Début novembre, Gábor Vóna, le président du Jobbik (ci-contre), donnait une interview où il disait que le Jobbik optait pour une politique étrangère différente, privilégiant des partenariats avec des pays comme la Russie, la République populaire de Chine ou encore la Turquie. Jobbik n’a pas, malgré des débats internes à ce sujet, donné, sa position officielle sur la question de l’entrée de la Turquie dans l’Union européenne. Est-il prévu de vous prononcer à ce sujet prochainement ?
Le Jobbik est le seul parti de la droite européenne, parmi les radicaux nationaux, à se rapprocher de la Turquie et des autres pays musulmans.
Nous voyons dans la Turquie et dans d’autres pays cousins (Kazakhstan, Azerbaïdjan, Ouzbékistan, Kirghizstan, Turkménistan), non pas un peuple d’une autre croyance, mais un cousin, une ancienne civilisation issue du même arbre, partageant l’héritage des Huns.
Nous comprenons les problèmes de l’Europe de l’Ouest liés aux immigrés, et je comprends leur réaction, mais pour nous le danger est autre. Le renforcement des relations avec la Turquie ne signifie pas pour nous un danger, mais de nouvelles possibilités. C’est la raison pour laquelle le Jobbik ne prend pas part à la propagande antimusulmane et antiturque que mènent les partis de droite radicale en Europe de l’Ouest ou en particulier l’Ataka bulgare.
Le Jobbik rejette-t-il l’Occident dans l’optique d’une politique étrangère alternative pour la Hongrie ?

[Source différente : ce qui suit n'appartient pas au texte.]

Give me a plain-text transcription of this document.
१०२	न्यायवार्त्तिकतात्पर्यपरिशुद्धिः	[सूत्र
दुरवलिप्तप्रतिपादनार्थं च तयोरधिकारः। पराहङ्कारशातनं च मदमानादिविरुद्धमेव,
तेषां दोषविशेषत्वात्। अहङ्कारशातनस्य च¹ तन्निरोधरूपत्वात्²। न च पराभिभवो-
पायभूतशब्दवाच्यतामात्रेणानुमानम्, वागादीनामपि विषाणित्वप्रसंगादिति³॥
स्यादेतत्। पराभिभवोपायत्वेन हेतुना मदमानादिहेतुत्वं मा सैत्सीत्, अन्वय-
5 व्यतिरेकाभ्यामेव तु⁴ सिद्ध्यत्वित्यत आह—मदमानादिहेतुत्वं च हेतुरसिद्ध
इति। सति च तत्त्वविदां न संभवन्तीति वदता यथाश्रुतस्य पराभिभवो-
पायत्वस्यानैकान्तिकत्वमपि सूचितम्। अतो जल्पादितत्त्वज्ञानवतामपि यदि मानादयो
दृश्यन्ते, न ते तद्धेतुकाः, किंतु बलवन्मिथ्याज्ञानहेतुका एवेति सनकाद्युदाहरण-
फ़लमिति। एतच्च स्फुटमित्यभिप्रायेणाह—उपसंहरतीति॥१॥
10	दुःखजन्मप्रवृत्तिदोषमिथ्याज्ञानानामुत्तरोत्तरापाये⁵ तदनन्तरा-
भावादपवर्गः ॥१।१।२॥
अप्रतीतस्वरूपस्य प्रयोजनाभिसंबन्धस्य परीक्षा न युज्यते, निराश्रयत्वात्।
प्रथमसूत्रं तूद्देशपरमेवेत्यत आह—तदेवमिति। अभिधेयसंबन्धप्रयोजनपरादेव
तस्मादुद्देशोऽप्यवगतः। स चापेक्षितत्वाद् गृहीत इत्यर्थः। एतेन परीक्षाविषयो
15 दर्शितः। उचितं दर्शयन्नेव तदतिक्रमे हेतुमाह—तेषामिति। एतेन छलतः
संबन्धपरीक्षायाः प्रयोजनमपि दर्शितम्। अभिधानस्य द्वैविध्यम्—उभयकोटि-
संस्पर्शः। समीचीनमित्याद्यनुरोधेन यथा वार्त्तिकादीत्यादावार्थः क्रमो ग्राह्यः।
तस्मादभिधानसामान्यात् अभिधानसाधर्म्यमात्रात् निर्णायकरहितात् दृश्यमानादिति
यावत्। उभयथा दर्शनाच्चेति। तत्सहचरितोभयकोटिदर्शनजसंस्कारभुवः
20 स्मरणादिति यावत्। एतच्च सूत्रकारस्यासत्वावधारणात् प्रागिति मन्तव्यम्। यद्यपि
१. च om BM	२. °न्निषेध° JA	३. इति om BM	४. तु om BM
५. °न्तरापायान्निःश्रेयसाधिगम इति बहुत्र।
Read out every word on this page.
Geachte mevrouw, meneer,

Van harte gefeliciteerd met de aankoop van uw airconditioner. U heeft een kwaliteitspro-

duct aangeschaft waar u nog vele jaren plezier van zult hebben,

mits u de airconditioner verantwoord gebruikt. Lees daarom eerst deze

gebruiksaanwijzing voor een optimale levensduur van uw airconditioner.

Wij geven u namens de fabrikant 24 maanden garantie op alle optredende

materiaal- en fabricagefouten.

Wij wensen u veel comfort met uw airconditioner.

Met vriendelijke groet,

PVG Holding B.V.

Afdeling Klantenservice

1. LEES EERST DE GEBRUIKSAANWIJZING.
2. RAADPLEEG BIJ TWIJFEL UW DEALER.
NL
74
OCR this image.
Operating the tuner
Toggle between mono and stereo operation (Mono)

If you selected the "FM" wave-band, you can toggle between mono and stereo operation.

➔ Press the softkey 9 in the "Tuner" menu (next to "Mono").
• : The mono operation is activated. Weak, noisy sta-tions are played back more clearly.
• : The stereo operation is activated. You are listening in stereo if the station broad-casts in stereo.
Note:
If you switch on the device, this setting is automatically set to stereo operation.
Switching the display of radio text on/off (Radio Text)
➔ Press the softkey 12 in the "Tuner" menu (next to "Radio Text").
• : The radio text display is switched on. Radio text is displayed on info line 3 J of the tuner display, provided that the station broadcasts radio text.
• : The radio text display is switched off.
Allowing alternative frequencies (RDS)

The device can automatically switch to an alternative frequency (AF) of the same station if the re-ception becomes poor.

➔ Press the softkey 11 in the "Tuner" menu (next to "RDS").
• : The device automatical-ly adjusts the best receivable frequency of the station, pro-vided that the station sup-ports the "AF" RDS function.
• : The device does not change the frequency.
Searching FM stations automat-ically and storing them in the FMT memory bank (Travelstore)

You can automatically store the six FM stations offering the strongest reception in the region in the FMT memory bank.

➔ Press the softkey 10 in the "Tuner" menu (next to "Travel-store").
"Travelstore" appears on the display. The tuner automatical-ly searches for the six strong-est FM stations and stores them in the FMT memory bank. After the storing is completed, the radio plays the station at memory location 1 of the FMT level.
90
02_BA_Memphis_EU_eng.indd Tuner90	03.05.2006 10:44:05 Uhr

Le Jobbik a prôné un changement de paradigme également en matière de politique étrangère. La considération centrale déterminant notre stratégie en matière d’affaires étrangère, est qu’une dépendance monodirectionnelle vers Moscou a été remplacée par une dépendance similaire en faveur de l’atlantisme lors du changement de régime. Cette posture occidento-atlantiste est le crédo incontesté des partis et gouvernements régnants.
La Hongrie changeant de régime a évidemment opté pour orienter sa diplomatie vers l’intégration de l’UE et de l’Otan pour plus tard se mettre à servir sans critique ces institutions. Et en partie contre nos intérêts nationaux. Le Jobbik considère cela comme une erreur.
Au lieu de l’orientation exclusive vers l’Occident, le Jobbik propose une politique étrangère équilibrée, avec une forte ouverture sur l’Est. Ceci ne vient pas seulement du fait que le monde fut considéré à tort comme unipolaire, alors qu’il est évidemment devenu multipolaire, avec des poids lourds à l’Est, mais est également motivé par l’emplacement géographique de la Hongrie et son histoire et sa culture. Ce n’est pas seulement le fait que nous soyons situés sur la frontière entre l’Est et l’Ouest, qui nous pousse vers cet équilibre diplomatique, mais également que le peuple hongrois est un peuple occidental aux racines orientales, avec une forte identité orientale, qui se retrouve dans notre histoire, nos légendes, nos chants folkloriques, nos coutumes et notre langue. Ce n’est pas un fait négligeable qu’à l’Est on considère les Hongrois comme des frères. Ainsi, au-delà de la pression de la realpolitik, c’est une motivation profonde et intérieure qui pousse vers l’ouverture à l’Est. Le Jobbik a pour but de mettre en œuvre cette idée. Pas pour ruiner notre attachement à l’Ouest, mais pour le compléter.